We moved once again in 1972 when we went to Jacksonville, FL, leaving Nigel, aged 18. in our empty home awaiting the beginning of classes at Georgia Tech. About 1978, Granny Dewing began to have falls in her bedroom and, being much larger than Doris, she had to stay on the floor on cushions until I got home. As a result of this, we searched for a nursing home for her. Homes in Jacksonville were all full but we found that a nursing home in St. Augustine had a vacancy. Being about 20 miles down the coast, Doris only visited her about once a week but we saw her every week-end. We combined trips to see her with the collecting of live shells, oysters, baby crabs and all sorts of marine life for our salt-water aquarium. Granny became sick and had to go in and out of the St. Augustine Hospital. It was about this time in 1979, that I had a new opportunity in Houston and I started doing regular commutes back home every other week-end. This became tedious for both Doris and me so, with our children all gone to colleges, we decided to move completely. We arranged to get Doris’ mother to Jacksonville airport where Doris met her and they flew to Houston. I had found a house in NW Houston and also a nursing home for Granny in Tomball, only 12 miles from our house.
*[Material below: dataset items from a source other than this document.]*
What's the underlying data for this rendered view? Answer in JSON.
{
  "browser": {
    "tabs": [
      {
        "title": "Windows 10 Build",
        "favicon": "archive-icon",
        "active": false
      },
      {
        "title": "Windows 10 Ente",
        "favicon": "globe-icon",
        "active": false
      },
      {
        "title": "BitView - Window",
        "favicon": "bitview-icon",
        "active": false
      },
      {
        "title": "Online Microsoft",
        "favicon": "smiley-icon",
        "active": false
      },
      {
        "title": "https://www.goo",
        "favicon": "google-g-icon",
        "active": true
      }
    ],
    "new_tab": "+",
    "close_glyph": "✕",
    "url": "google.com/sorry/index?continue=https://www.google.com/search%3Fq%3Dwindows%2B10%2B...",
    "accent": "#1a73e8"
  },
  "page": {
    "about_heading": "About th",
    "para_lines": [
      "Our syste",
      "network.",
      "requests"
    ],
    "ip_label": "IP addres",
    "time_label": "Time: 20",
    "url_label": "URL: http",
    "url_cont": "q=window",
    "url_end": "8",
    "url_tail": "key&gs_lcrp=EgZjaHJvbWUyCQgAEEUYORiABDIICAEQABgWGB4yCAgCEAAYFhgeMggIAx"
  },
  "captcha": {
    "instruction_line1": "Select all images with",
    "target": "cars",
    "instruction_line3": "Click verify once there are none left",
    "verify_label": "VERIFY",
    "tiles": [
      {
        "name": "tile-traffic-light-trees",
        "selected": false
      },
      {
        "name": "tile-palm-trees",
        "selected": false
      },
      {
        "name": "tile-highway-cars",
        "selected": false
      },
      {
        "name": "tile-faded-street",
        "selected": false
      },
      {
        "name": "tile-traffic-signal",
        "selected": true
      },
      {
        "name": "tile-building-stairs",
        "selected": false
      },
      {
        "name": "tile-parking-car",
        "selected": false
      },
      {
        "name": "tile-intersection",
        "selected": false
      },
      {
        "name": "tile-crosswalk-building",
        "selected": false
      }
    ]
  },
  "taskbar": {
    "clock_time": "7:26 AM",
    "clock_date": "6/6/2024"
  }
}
On getting her to Tomball and into her room in the nursing home 1200 miles from her other room, she entered and said, “Oh! They’ve painted my room.” This made us feel that she would be comfortable there. The sad end to this story is that Granny died in her sleep two weeks later on February 6th 1980. We had a small service for her and she was cremated. She had a grave site reserved next to her husband’s grave in Sheen, a suburb of London near Fulham where she had lived for about 40 years. One of Doris’ cousins arranged a burial service and her ashes were placed next to her husband. When Doris mailed the ashes to her cousin, she was asked what the value of the package was for insurance purposes. She could only answer with a nod as her tears were falling when the agent suggested $100. As humoros as this sounds , I believe we should all give thought to how we would answer the same question and I know that we would all have difficulty coming up with a dry-eyed answer.